I love Donald Trump’s presidency!
Trump’s actions and tweets and comments have served to highlight the role of separation of powers and checks and balances put in place in the Constitution back in 1787. Trump’s presidency has been real-time education in government for the American public.
Constitutional issues are constantly in the forefront of the news coming out of Washington.
As a high-school civics and government instructor at Green River College in Auburn, I see Trump’s actions as a great way to teach the powers of the president and show the subsequent individual, media, judicial, state and Congressional reactions that are part of the checks and balances embedded in the Constitution.
I bet almost none of you who are reading this column know what emoluments are and how they are now part of a constitutional lawsuit against President Trump.
Emoluments are found in Article II, Section 1, Part 7 of the Constitution: “…he (the President) shall not receive with that Period (regarding financial compensation during his time as President) any other emoluments (pay) from the United States or any of them.”
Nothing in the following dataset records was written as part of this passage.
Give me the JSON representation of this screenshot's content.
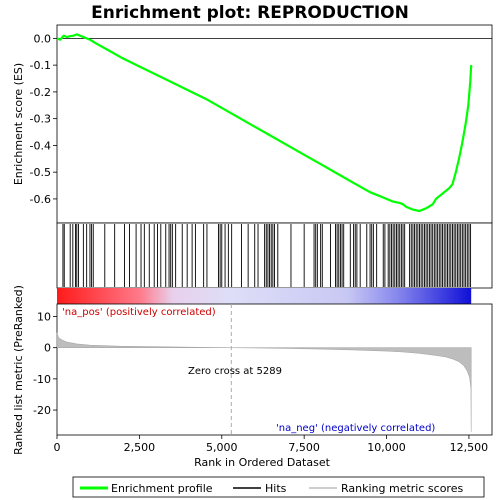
{
  "chart_data": {
    "type": "line",
    "title": "Enrichment plot: REPRODUCTION",
    "top_panel": {
      "ylabel": "Enrichment score (ES)",
      "ylim": [
        -0.69,
        0.05
      ],
      "yticks": [
        "0.0",
        "-0.1",
        "-0.2",
        "-0.3",
        "-0.4",
        "-0.5",
        "-0.6"
      ],
      "ytick_values": [
        0.0,
        -0.1,
        -0.2,
        -0.3,
        -0.4,
        -0.5,
        -0.6
      ],
      "series": [
        {
          "name": "Enrichment profile",
          "x": [
            0,
            100,
            200,
            300,
            400,
            500,
            600,
            700,
            800,
            900,
            1000,
            1200,
            1500,
            2000,
            2500,
            3000,
            3500,
            4000,
            4500,
            5000,
            5500,
            6000,
            6500,
            7000,
            7500,
            8000,
            8500,
            9000,
            9500,
            9800,
            10000,
            10200,
            10400,
            10500,
            10600,
            10800,
            11000,
            11200,
            11400,
            11500,
            11600,
            11800,
            11900,
            12000,
            12100,
            12200,
            12300,
            12400,
            12480,
            12540,
            12570
          ],
          "y": [
            0.0,
            -0.005,
            0.01,
            0.005,
            0.008,
            0.01,
            0.015,
            0.01,
            0.005,
            0.0,
            -0.005,
            -0.02,
            -0.04,
            -0.075,
            -0.105,
            -0.135,
            -0.165,
            -0.195,
            -0.225,
            -0.26,
            -0.295,
            -0.33,
            -0.365,
            -0.4,
            -0.435,
            -0.47,
            -0.505,
            -0.54,
            -0.575,
            -0.59,
            -0.6,
            -0.61,
            -0.615,
            -0.62,
            -0.63,
            -0.64,
            -0.645,
            -0.635,
            -0.62,
            -0.6,
            -0.59,
            -0.57,
            -0.56,
            -0.545,
            -0.5,
            -0.45,
            -0.39,
            -0.32,
            -0.25,
            -0.16,
            -0.1
          ]
        }
      ]
    },
    "hits_panel": {
      "legend_item": "Hits",
      "hit_positions": [
        180,
        220,
        400,
        480,
        560,
        600,
        650,
        800,
        900,
        1000,
        1050,
        1100,
        1450,
        1750,
        2050,
        2200,
        2400,
        2550,
        2650,
        2800,
        2950,
        3050,
        3150,
        3300,
        3400,
        3450,
        3500,
        3600,
        3800,
        3950,
        4100,
        4200,
        4450,
        4550,
        4900,
        4950,
        5000,
        5100,
        5200,
        5300,
        5600,
        5800,
        6000,
        6100,
        6300,
        6350,
        6400,
        6450,
        6500,
        6550,
        6600,
        6700,
        7100,
        7500,
        7800,
        7850,
        7900,
        8000,
        8050,
        8300,
        8450,
        8500,
        8550,
        8600,
        8650,
        8700,
        8900,
        9000,
        9050,
        9100,
        9200,
        9400,
        9500,
        9550,
        9600,
        9700,
        9900,
        9950,
        10050,
        10100,
        10150,
        10200,
        10250,
        10300,
        10350,
        10400,
        10450,
        10500,
        10550,
        10700,
        10750,
        10800,
        10850,
        10900,
        10950,
        11000,
        11050,
        11100,
        11150,
        11200,
        11250,
        11300,
        11350,
        11400,
        11450,
        11500,
        11550,
        11600,
        11650,
        11700,
        11750,
        11800,
        11850,
        11900,
        11950,
        12000,
        12050,
        12100,
        12150,
        12200,
        12250,
        12300,
        12350,
        12400,
        12450,
        12500,
        12550
      ]
    },
    "ranking_panel": {
      "ylabel": "Ranked list metric (PreRanked)",
      "ylim": [
        -28,
        14
      ],
      "yticks": [
        "10",
        "0",
        "-10",
        "-20"
      ],
      "ytick_values": [
        10,
        0,
        -10,
        -20
      ],
      "series": [
        {
          "name": "Ranking metric scores",
          "x": [
            0,
            50,
            150,
            300,
            600,
            1000,
            2000,
            3000,
            4000,
            5289,
            6000,
            7000,
            8000,
            9000,
            10000,
            10500,
            11000,
            11500,
            11800,
            12000,
            12200,
            12350,
            12450,
            12520,
            12560,
            12570
          ],
          "y": [
            4.8,
            3.2,
            2.5,
            1.8,
            1.2,
            0.8,
            0.45,
            0.3,
            0.15,
            0.0,
            -0.1,
            -0.25,
            -0.45,
            -0.7,
            -1.1,
            -1.4,
            -1.8,
            -2.5,
            -3.0,
            -3.6,
            -4.5,
            -5.8,
            -7.5,
            -9.5,
            -13,
            -27
          ]
        }
      ],
      "zero_cross_label": "Zero cross at 5289",
      "zero_cross_x": 5289,
      "pos_label": "'na_pos' (positively correlated)",
      "neg_label": "'na_neg' (negatively correlated)"
    },
    "xlabel": "Rank in Ordered Dataset",
    "xlim": [
      0,
      13200
    ],
    "xticks": [
      "0",
      "2,500",
      "5,000",
      "7,500",
      "10,000",
      "12,500"
    ],
    "xtick_values": [
      0,
      2500,
      5000,
      7500,
      10000,
      12500
    ],
    "n_genes": 12570,
    "colors": {
      "enrichment_line": "#00ff00",
      "hits": "#000000",
      "ranking_fill": "#bdbdbd",
      "zero_cross_line": "#aaaaaa",
      "bar_positive": "#ff0000",
      "bar_neutral": "#d8d8f8",
      "bar_negative": "#0000ff"
    },
    "legend": [
      {
        "label": "Enrichment profile",
        "color": "#00ff00"
      },
      {
        "label": "Hits",
        "color": "#000000"
      },
      {
        "label": "Ranking metric scores",
        "color": "#bdbdbd"
      }
    ]
  }
}
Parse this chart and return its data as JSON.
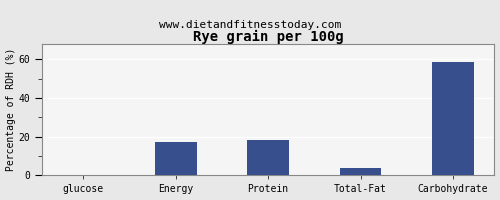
{
  "title": "Rye grain per 100g",
  "subtitle": "www.dietandfitnesstoday.com",
  "categories": [
    "glucose",
    "Energy",
    "Protein",
    "Total-Fat",
    "Carbohydrate"
  ],
  "values": [
    0.0,
    17.0,
    18.5,
    4.0,
    58.5
  ],
  "bar_color": "#374f8c",
  "ylabel": "Percentage of RDH (%)",
  "ylim": [
    0,
    68
  ],
  "yticks": [
    0,
    20,
    40,
    60
  ],
  "background_color": "#e8e8e8",
  "plot_bg_color": "#f5f5f5",
  "grid_color": "#ffffff",
  "title_fontsize": 10,
  "subtitle_fontsize": 8,
  "tick_fontsize": 7,
  "ylabel_fontsize": 7,
  "bar_width": 0.45
}
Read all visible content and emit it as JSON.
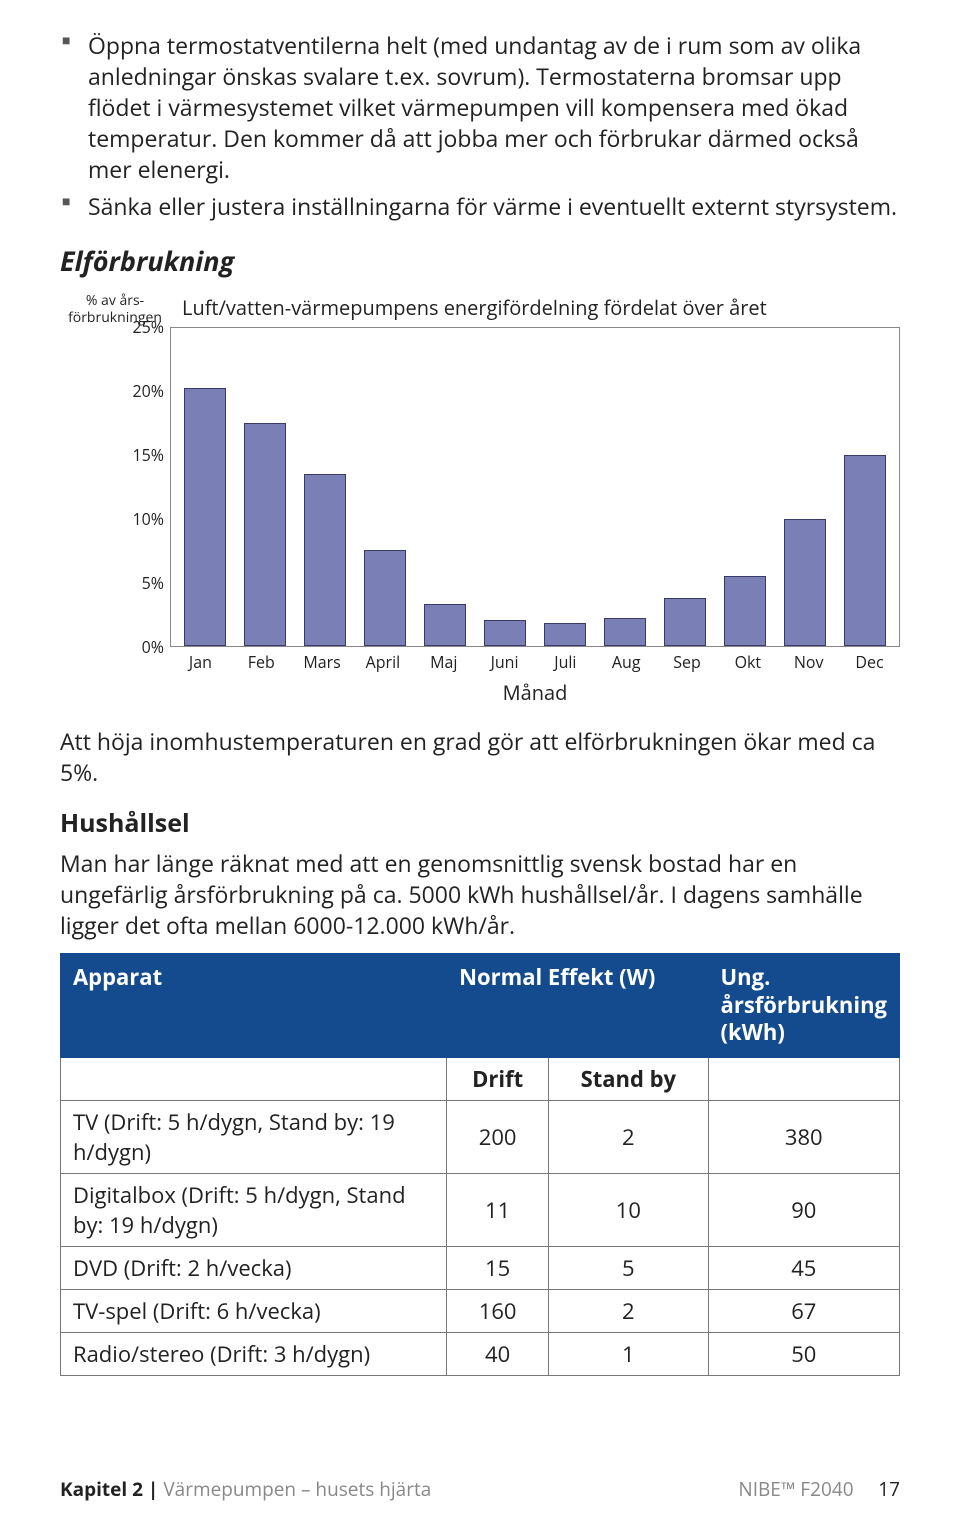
{
  "bullets": [
    "Öppna termostatventilerna helt (med undantag av de i rum som av olika anledningar önskas svalare t.ex. sovrum). Termostaterna bromsar upp flödet i värmesystemet vilket värmepumpen vill kompensera med ökad temperatur. Den kommer då att jobba mer och förbrukar därmed också mer elenergi.",
    "Sänka eller justera inställningarna för värme i eventuellt externt styrsystem."
  ],
  "section_title": "Elförbrukning",
  "chart": {
    "type": "bar",
    "y_axis_label": "% av års-\nförbrukningen",
    "title": "Luft/vatten-värmepumpens energifördelning fördelat över året",
    "categories": [
      "Jan",
      "Feb",
      "Mars",
      "April",
      "Maj",
      "Juni",
      "Juli",
      "Aug",
      "Sep",
      "Okt",
      "Nov",
      "Dec"
    ],
    "values": [
      20.3,
      17.5,
      13.5,
      7.5,
      3.3,
      2.0,
      1.8,
      2.2,
      3.8,
      5.5,
      10.0,
      15.0
    ],
    "ylim": [
      0,
      25
    ],
    "yticks": [
      "25%",
      "20%",
      "15%",
      "10%",
      "5%",
      "0%"
    ],
    "ytick_values": [
      25,
      20,
      15,
      10,
      5,
      0
    ],
    "bar_color": "#7a7fb5",
    "bar_border": "#3a3a6a",
    "x_label": "Månad",
    "plot_border_color": "#888888",
    "background_color": "#ffffff"
  },
  "para_after_chart": "Att höja inomhustemperaturen en grad gör att elförbrukningen ökar med ca 5%.",
  "subsection_title": "Hushållsel",
  "para_hushall": "Man har länge räknat med att en genomsnittlig svensk bostad har en ungefärlig årsförbrukning på ca. 5000 kWh hushållsel/år. I dagens samhälle ligger det ofta mellan 6000-12.000 kWh/år.",
  "table": {
    "header_bg": "#134b8e",
    "header_fg": "#ffffff",
    "cols": {
      "c1": "Apparat",
      "c2": "Normal Effekt (W)",
      "c3": "Ung. årsförbrukning (kWh)"
    },
    "subcols": {
      "drift": "Drift",
      "standby": "Stand by"
    },
    "rows": [
      {
        "name": "TV (Drift: 5 h/dygn, Stand by: 19 h/dygn)",
        "drift": "200",
        "standby": "2",
        "annual": "380"
      },
      {
        "name": "Digitalbox (Drift: 5 h/dygn, Stand by: 19 h/dygn)",
        "drift": "11",
        "standby": "10",
        "annual": "90"
      },
      {
        "name": "DVD (Drift: 2 h/vecka)",
        "drift": "15",
        "standby": "5",
        "annual": "45"
      },
      {
        "name": "TV-spel (Drift: 6 h/vecka)",
        "drift": "160",
        "standby": "2",
        "annual": "67"
      },
      {
        "name": "Radio/stereo (Drift: 3 h/dygn)",
        "drift": "40",
        "standby": "1",
        "annual": "50"
      }
    ]
  },
  "footer": {
    "chapter_bold": "Kapitel 2 |",
    "chapter_grey": " Värmepumpen – husets hjärta",
    "product": "NIBE™ F2040",
    "page": "17"
  }
}
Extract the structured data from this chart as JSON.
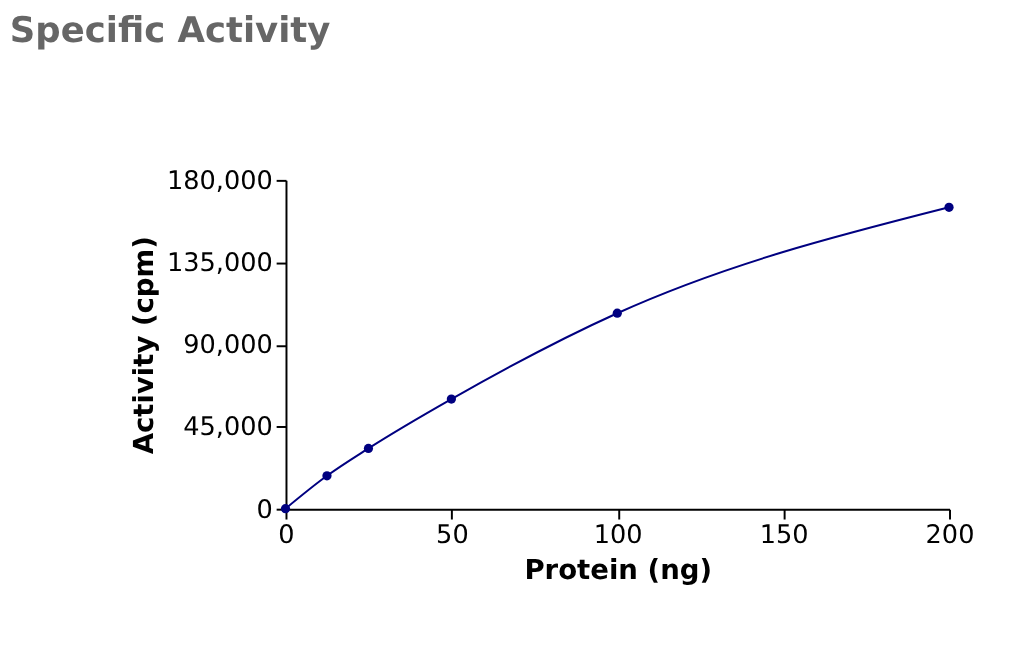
{
  "chart_data": {
    "type": "line",
    "title": "Specific Activity",
    "xlabel": "Protein (ng)",
    "ylabel": "Activity (cpm)",
    "x": [
      0,
      12.5,
      25,
      50,
      100,
      200
    ],
    "series": [
      {
        "color": "#000080",
        "values": [
          0,
          18000,
          33000,
          60000,
          107000,
          165000
        ]
      }
    ],
    "xlim": [
      0,
      200
    ],
    "xticks": [
      0,
      50,
      100,
      150,
      200
    ],
    "ylim": [
      0,
      180000
    ],
    "yticks": [
      0,
      {
        "value": 45000,
        "label": "45,000"
      },
      {
        "value": 90000,
        "label": "90,000"
      },
      {
        "value": 135000,
        "label": "135,000"
      },
      {
        "value": 180000,
        "label": "180,000"
      }
    ],
    "grid": false,
    "marker": "circle",
    "line_style": "solid"
  }
}
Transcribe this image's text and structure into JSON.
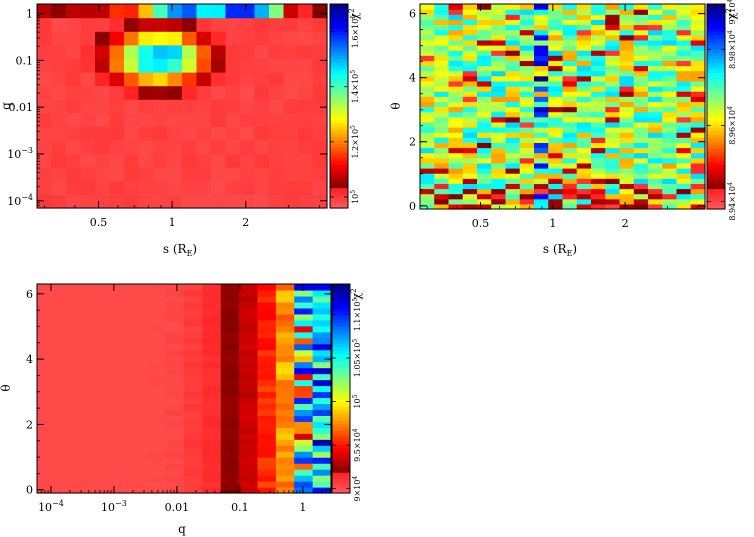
{
  "chart_data": [
    {
      "type": "heatmap",
      "id": "panel-s-q",
      "xlabel": "s (R",
      "xlabel_sub": "E",
      "xlabel_close": ")",
      "ylabel": "q",
      "x_scale": "log",
      "y_scale": "log",
      "xlim": [
        0.28,
        4.3
      ],
      "ylim": [
        7e-05,
        1.6
      ],
      "x_ticks": [
        {
          "value": 0.5,
          "label": "0.5"
        },
        {
          "value": 1,
          "label": "1"
        },
        {
          "value": 2,
          "label": "2"
        }
      ],
      "y_ticks": [
        {
          "value": 1,
          "label": "1",
          "exp": ""
        },
        {
          "value": 0.1,
          "label": "0.1",
          "exp": ""
        },
        {
          "value": 0.01,
          "label": "0.01",
          "exp": ""
        },
        {
          "value": 0.001,
          "label": "10",
          "exp": "−3"
        },
        {
          "value": 0.0001,
          "label": "10",
          "exp": "−4"
        }
      ],
      "features": "low chi2 (~1e5, red) everywhere except a high-chi2 band at q≈1, s≈0.8–1.2 and a green/cyan lobe centered near s≈0.8, q≈0.07",
      "colorbar": {
        "title": "χ",
        "title_exp": "2",
        "range": [
          96000,
          170000
        ],
        "ticks": [
          {
            "value": 100000,
            "label": "10",
            "exp": "5"
          },
          {
            "value": 120000,
            "label": "1.2×10",
            "exp": "5"
          },
          {
            "value": 140000,
            "label": "1.4×10",
            "exp": "5"
          },
          {
            "value": 160000,
            "label": "1.6×10",
            "exp": "5"
          }
        ]
      }
    },
    {
      "type": "heatmap",
      "id": "panel-s-theta",
      "xlabel": "s (R",
      "xlabel_sub": "E",
      "xlabel_close": ")",
      "ylabel": "θ",
      "x_scale": "log",
      "y_scale": "linear",
      "xlim": [
        0.28,
        4.3
      ],
      "ylim": [
        -0.1,
        6.3
      ],
      "x_ticks": [
        {
          "value": 0.5,
          "label": "0.5"
        },
        {
          "value": 1,
          "label": "1"
        },
        {
          "value": 2,
          "label": "2"
        }
      ],
      "y_ticks": [
        {
          "value": 0,
          "label": "0"
        },
        {
          "value": 2,
          "label": "2"
        },
        {
          "value": 4,
          "label": "4"
        },
        {
          "value": 6,
          "label": "6"
        }
      ],
      "features": "mostly green/yellow noise with dark-blue/cyan cells concentrated along s≈1 and red cells scattered near θ≈0 and θ≈2.5",
      "colorbar": {
        "title": "χ",
        "title_exp": "2",
        "range": [
          89380,
          89920
        ],
        "ticks": [
          {
            "value": 89400,
            "label": "8.94×10",
            "exp": "4"
          },
          {
            "value": 89600,
            "label": "8.96×10",
            "exp": "4"
          },
          {
            "value": 89800,
            "label": "8.98×10",
            "exp": "4"
          },
          {
            "value": 89900,
            "label": "9×10",
            "exp": "4"
          }
        ]
      }
    },
    {
      "type": "heatmap",
      "id": "panel-q-theta",
      "xlabel": "q",
      "ylabel": "θ",
      "x_scale": "log",
      "y_scale": "linear",
      "xlim": [
        6e-05,
        2.8
      ],
      "ylim": [
        -0.1,
        6.3
      ],
      "x_ticks": [
        {
          "value": 0.0001,
          "label": "10",
          "exp": "−4"
        },
        {
          "value": 0.001,
          "label": "10",
          "exp": "−3"
        },
        {
          "value": 0.01,
          "label": "0.01",
          "exp": ""
        },
        {
          "value": 0.1,
          "label": "0.1",
          "exp": ""
        },
        {
          "value": 1,
          "label": "1",
          "exp": ""
        }
      ],
      "y_ticks": [
        {
          "value": 0,
          "label": "0"
        },
        {
          "value": 2,
          "label": "2"
        },
        {
          "value": 4,
          "label": "4"
        },
        {
          "value": 6,
          "label": "6"
        }
      ],
      "features": "flat red (~9e4) for small q; chi2 rises with q, reaching dark blue / yellow mix near q≈1",
      "colorbar": {
        "title": "χ",
        "title_exp": "2",
        "range": [
          89500,
          113500
        ],
        "ticks": [
          {
            "value": 90000,
            "label": "9×10",
            "exp": "4"
          },
          {
            "value": 95000,
            "label": "9.5×10",
            "exp": "4"
          },
          {
            "value": 100000,
            "label": "10",
            "exp": "5"
          },
          {
            "value": 105000,
            "label": "1.05×10",
            "exp": "5"
          },
          {
            "value": 110000,
            "label": "1.1×10",
            "exp": "5"
          }
        ]
      }
    }
  ]
}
Farley’s Free Legal Dictionary defines emoluments as, “salary, wages and benefits paid for employment or an office held.” In other words, a president should not receive income other than his government pay.
Wealthy previous presidents abided by this law by putting their assets in a blind trust in which they had no control. In Trump’s case, he gave control of his wealth to his children.
The problem is he would very likely be aware of any increase in his corporate profits in his hotels, golf courses or other assets as a result of his presidential decisions. The courts will decide who is right on this issue.
Seeing the checks and balances set up by the Constitution is a weekly if not daily occurrence. Early in his term, President Trump signed a number of executive orders about whom to allow into the United States.
An executive order is the method the president has to carry out the laws passed by Congress. He has wide latitude about how to carry out those provisions.
Several states’ attorneys general have filed suit against his immigration orders and while the Supreme Court has granted him some measure of discretion on this issue, President Trump has still been limited in whom he can keep from entering the country. This is a case where both the state governments and the courts have checked his power.
Donald Trump has wanted to pass a repeal and replacement for Obamacare, but all he can do – because of the separation of powers – is to wheedle, cajole and browbeat members of Congress to do what he wants.
Both the Senate and the House have set up committees to investigate his presidential campaign’s connections and conversations with the Russians.
Investigations are one of the powers Congress has to limit the power of the executive branch.
Special Counsel Robert Mueller’s investigation into the Russian connection has just convened a grand jury and issued subpoenas to those from Trump’s election who met with a Russian lawyer in the Trump Tower during last year’s presidential campaign.
A grand jury investigation uses citizens to hear testimony. According to a Reuters article by Karen Freifeld and John Walcott in the Aug. 3, 2017, “Yahoo News,” “A grand jury is a group of ordinary citizens who, working behind closed doors, considers evidence of potential criminal wrongdoing that a prosecutor is investigating and decides whether charges should be brought.” Grand juries can be found in the Fifth Amendment to the Constitution.
Congress has also passed a law limiting the president’s ability to remove sanctions from Russia, Iran or North Korea.
While President Trump has not liked these limitations, he knows both houses of Congress passed them with more than enough votes to override his veto. He signed the bill into law because of this knowledge.
One of the powers President Trump also enjoys is the power to pardon and reprieve people who have either broken the law or been accused of unlawful activities.
He has tweeted the suggestion that he will pardon his children and possibly even himself if necessary. Those tweets have set off a tornado of talk about whether any president can pardon himself. This has never been done in the 230-year history of the Constitution.
The media has revealed many leaks about the chaos and the infighting in his administration. They act as an extra-government watchdog on the actions of the president guaranteed by the First Amendment.
There is not much he or his staff can do but criticize them, which is like throwing raw meat to dogs. The more he complains, the more they yap, growl and bite his heels.
All of these checks and balances were created in the summer of 1787. The mechanisms of our government structure are getting a lot more lubrication as the Trump presidency lumbers on.
From a civics and government instructor’s perspective, our president is a wonderful, nearly-daily lesson in government, stirring up the masses to read more newspapers and find ways to participate directly by getting elected.
As George W. Bush once stated, “Bring it on!”